The only worry was the similarity in our styles - fighting Paul was like fighting my shadow. It wasn't that I'd modelled myself on him or on Herol or anyone else. All Brendan's boys have basically the same style, hit and not get hit. It's the way he's been training fighters since he first came to Sheffield, and he was doing it before he had Herol."The best-known present exponent of the Ingle style is Naseem Hamed, the WBO and International Boxing Federation featherweight champion who set the standards for Rhodes by winning the European title at the age of 20. "Naz coming through so young has been a help to me," Rhodes acknowledges.

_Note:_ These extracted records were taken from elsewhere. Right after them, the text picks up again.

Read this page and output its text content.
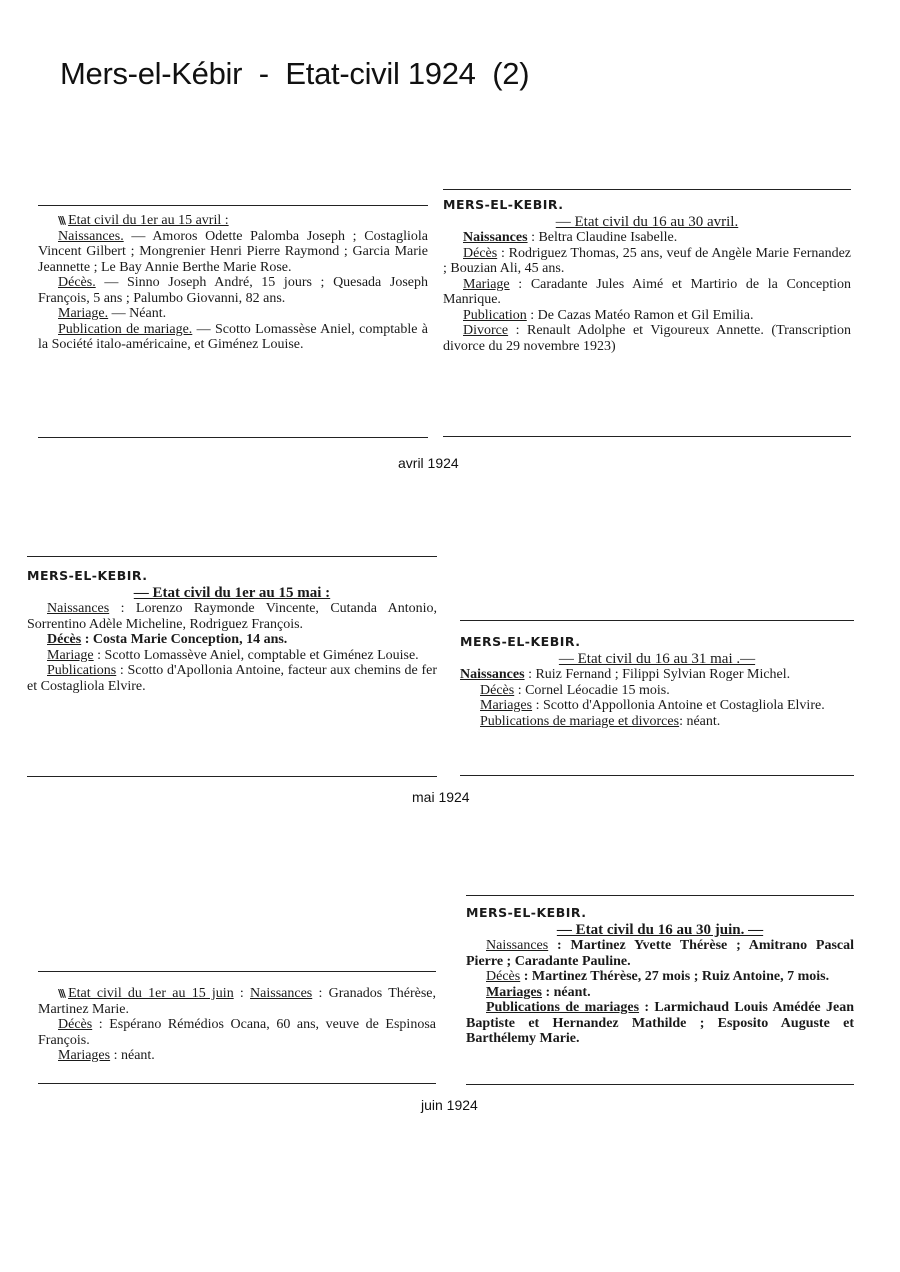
Mers-el-Kébir  -  Etat-civil 1924  (2)

\\\ Etat civil du 1er au 15 avril :

Naissances. — Amoros Odette Palomba Joseph ; Costagliola Vincent Gilbert ; Mongrenier Henri Pierre Raymond ; Garcia Marie Jeannette ; Le Bay Annie Berthe Marie Rose.

Décès. — Sinno Joseph André, 15 jours ; Quesada Joseph François, 5 ans ; Palumbo Giovanni, 82 ans.

Mariage. — Néant.

Publication de mariage. — Scotto Lomassèse Aniel, comptable à la Société italo-américaine, et Giménez Louise.

MERS-EL-KEBIR.

— Etat civil du 16 au 30 avril.

Naissances : Beltra Claudine Isabelle.

Décès : Rodriguez Thomas, 25 ans, veuf de Angèle Marie Fernandez ; Bouzian Ali, 45 ans.

Mariage : Caradante Jules Aimé et Martirio de la Conception Manrique.

Publication : De Cazas Matéo Ramon et Gil Emilia.

Divorce : Renault Adolphe et Vigoureux Annette. (Transcription divorce du 29 novembre 1923)

avril 1924

MERS-EL-KEBIR.

— Etat civil du 1er au 15 mai :

Naissances : Lorenzo Raymonde Vincente, Cutanda Antonio, Sorrentino Adèle Micheline, Rodriguez François.

Décès : Costa Marie Conception, 14 ans.

Mariage : Scotto Lomassève Aniel, comptable et Giménez Louise.

Publications : Scotto d'Apollonia Antoine, facteur aux chemins de fer et Costagliola Elvire.

MERS-EL-KEBIR.

— Etat civil du 16 au 31 mai .—

Naissances : Ruiz Fernand ; Filippi Sylvian Roger Michel.

Décès : Cornel Léocadie 15 mois.

Mariages : Scotto d'Appollonia Antoine et Costagliola Elvire.

Publications de mariage et divorces: néant.

mai 1924

\\\ Etat civil du 1er au 15 juin : Naissances : Granados Thérèse, Martinez Marie.

Décès : Espérano Rémédios Ocana, 60 ans, veuve de Espinosa François.

Mariages : néant.

MERS-EL-KEBIR.

— Etat civil du 16 au 30 juin. —

Naissances : Martinez Yvette Thérèse ; Amitrano Pascal Pierre ; Caradante Pauline.

Décès : Martinez Thérèse, 27 mois ; Ruiz Antoine, 7 mois.

Mariages : néant.

Publications de mariages : Larmichaud Louis Amédée Jean Baptiste et Hernandez Mathilde ; Esposito Auguste et Barthélemy Marie.

juin 1924
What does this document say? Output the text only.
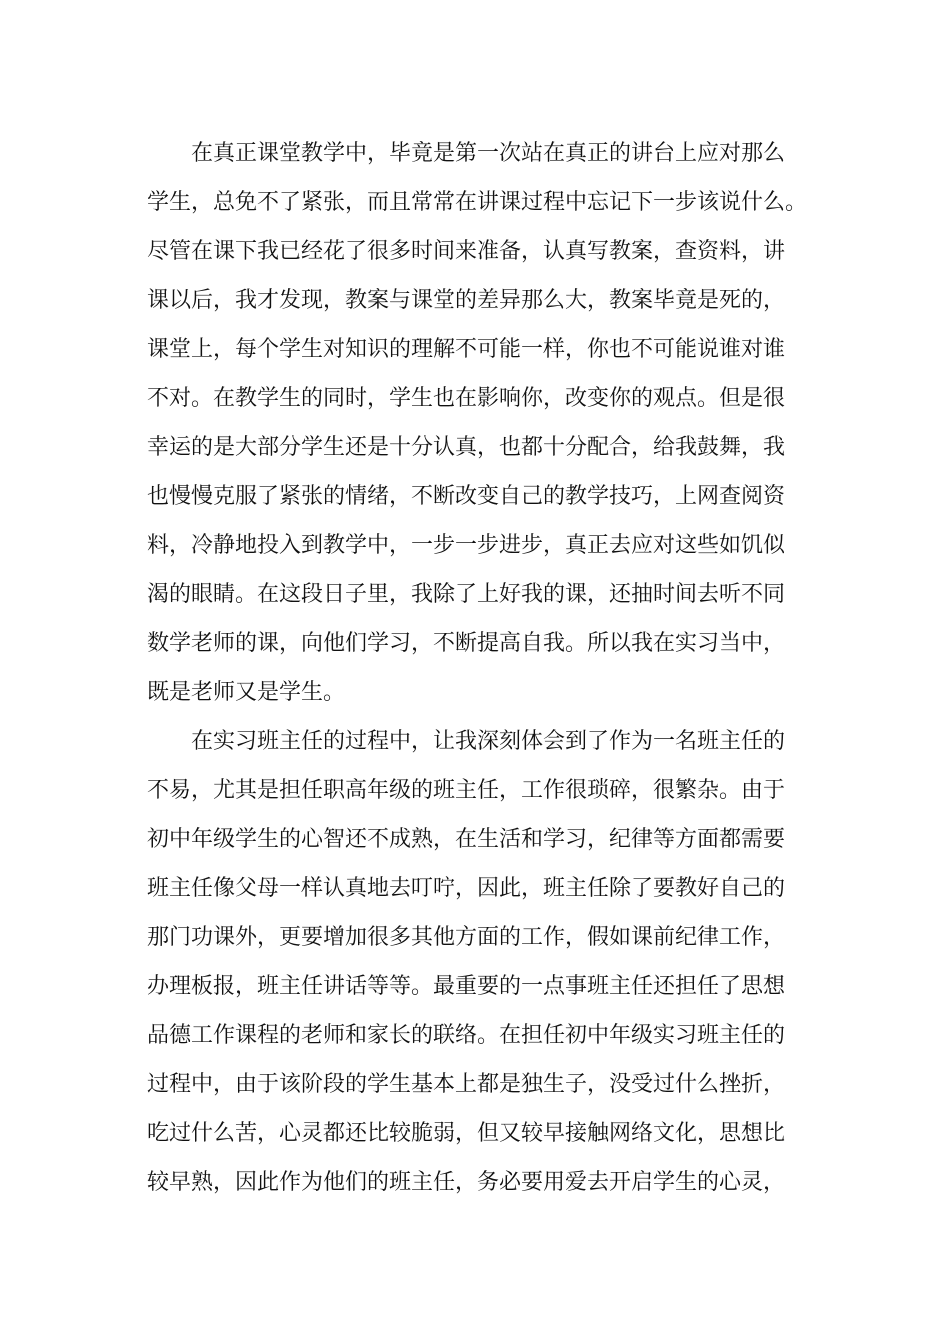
在真正课堂教学中，毕竟是第一次站在真正的讲台上应对那么
学生，总免不了紧张，而且常常在讲课过程中忘记下一步该说什么。
尽管在课下我已经花了很多时间来准备，认真写教案，查资料，讲
课以后，我才发现，教案与课堂的差异那么大，教案毕竟是死的，
课堂上，每个学生对知识的理解不可能一样，你也不可能说谁对谁
不对。在教学生的同时，学生也在影响你，改变你的观点。但是很
幸运的是大部分学生还是十分认真，也都十分配合，给我鼓舞，我
也慢慢克服了紧张的情绪，不断改变自己的教学技巧，上网查阅资
料，冷静地投入到教学中，一步一步进步，真正去应对这些如饥似
渴的眼睛。在这段日子里，我除了上好我的课，还抽时间去听不同
数学老师的课，向他们学习，不断提高自我。所以我在实习当中，
既是老师又是学生。
在实习班主任的过程中，让我深刻体会到了作为一名班主任的
不易，尤其是担任职高年级的班主任，工作很琐碎，很繁杂。由于
初中年级学生的心智还不成熟，在生活和学习，纪律等方面都需要
班主任像父母一样认真地去叮咛，因此，班主任除了要教好自己的
那门功课外，更要增加很多其他方面的工作，假如课前纪律工作，
办理板报，班主任讲话等等。最重要的一点事班主任还担任了思想
品德工作课程的老师和家长的联络。在担任初中年级实习班主任的
过程中，由于该阶段的学生基本上都是独生子，没受过什么挫折，
吃过什么苦，心灵都还比较脆弱，但又较早接触网络文化，思想比
较早熟，因此作为他们的班主任，务必要用爱去开启学生的心灵，
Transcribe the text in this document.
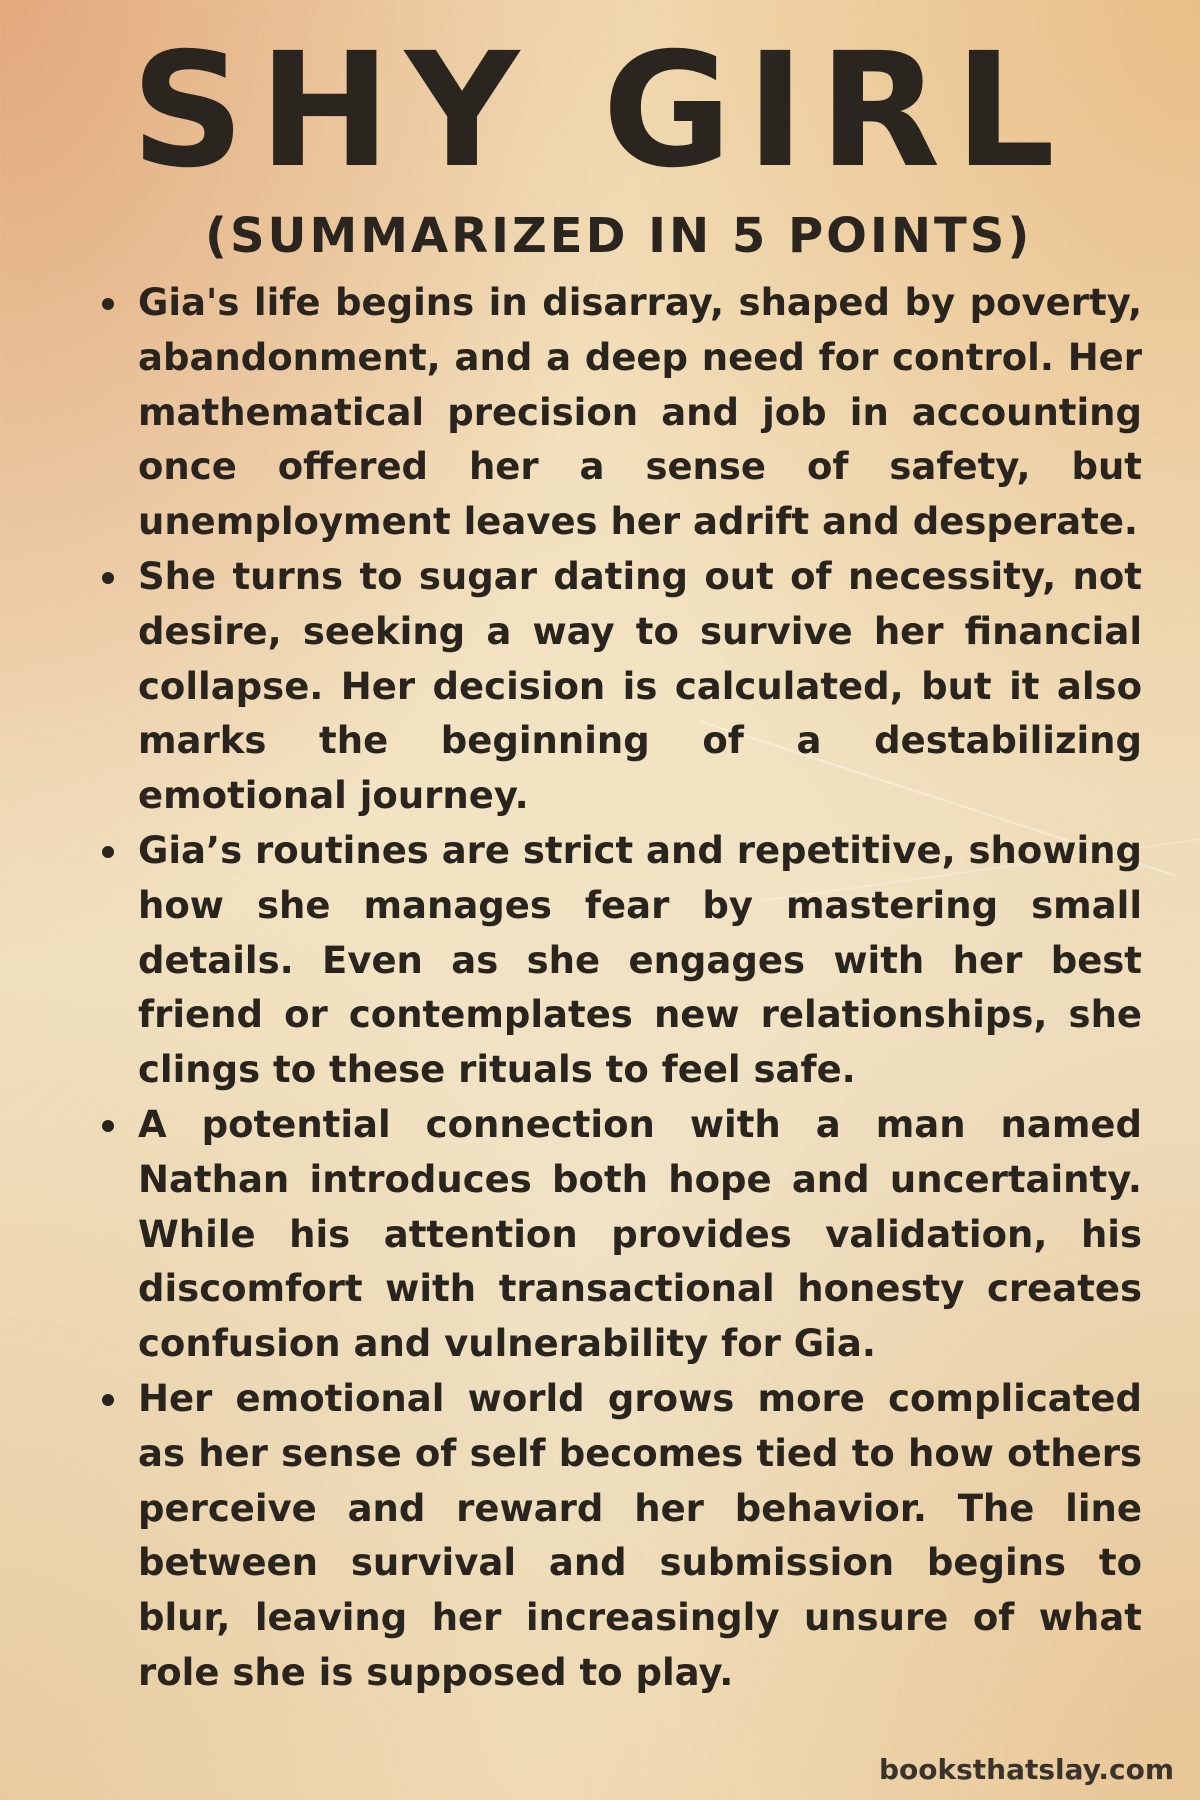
SHY GIRL
(SUMMARIZED IN 5 POINTS)
Gia's life begins in disarray, shaped by poverty, abandonment, and a deep need for control. Her mathematical precision and job in accounting once offered her a sense of safety, but unemployment leaves her adrift and desperate.
She turns to sugar dating out of necessity, not desire, seeking a way to survive her financial collapse. Her decision is calculated, but it also marks the beginning of a destabilizing emotional journey.
Gia’s routines are strict and repetitive, showing how she manages fear by mastering small details. Even as she engages with her best friend or contemplates new relationships, she clings to these rituals to feel safe.
A potential connection with a man named Nathan introduces both hope and uncertainty. While his attention provides validation, his discomfort with transactional honesty creates confusion and vulnerability for Gia.
Her emotional world grows more complicated as her sense of self becomes tied to how others perceive and reward her behavior. The line between survival and submission begins to blur, leaving her increasingly unsure of what role she is supposed to play.
booksthatslay.com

"He's explained things to me, told me what's going to happen and told me how to handle it. We started boxing around the same time and we've always hung around together. We won our first national schools titles on the same day, at the Derby Assembly Rooms in 1990. I was the one who started doing the back-flips in the gym, but now I let Naz get on with that kind of thing."Naz and me used to talk a lot when we were boys about what we were going to win, but I suppose I didn't really start to believe it was going to happen for me until I won my first national title, when I was about 15 Everybody knew Naz was going to be a megastar. You could see him getting better and better every year, so we were all prepared for what happened to him. We're still very close, in fact we've been playing snooker today. I don't begrudge him any of his success, and he's always there encouraging me."I lost some in the amateurs - 11 out of 67 - but most of those were down to amateur judging, which is unbelievable I properly lost only three or four Amateur boxing is ridiculous.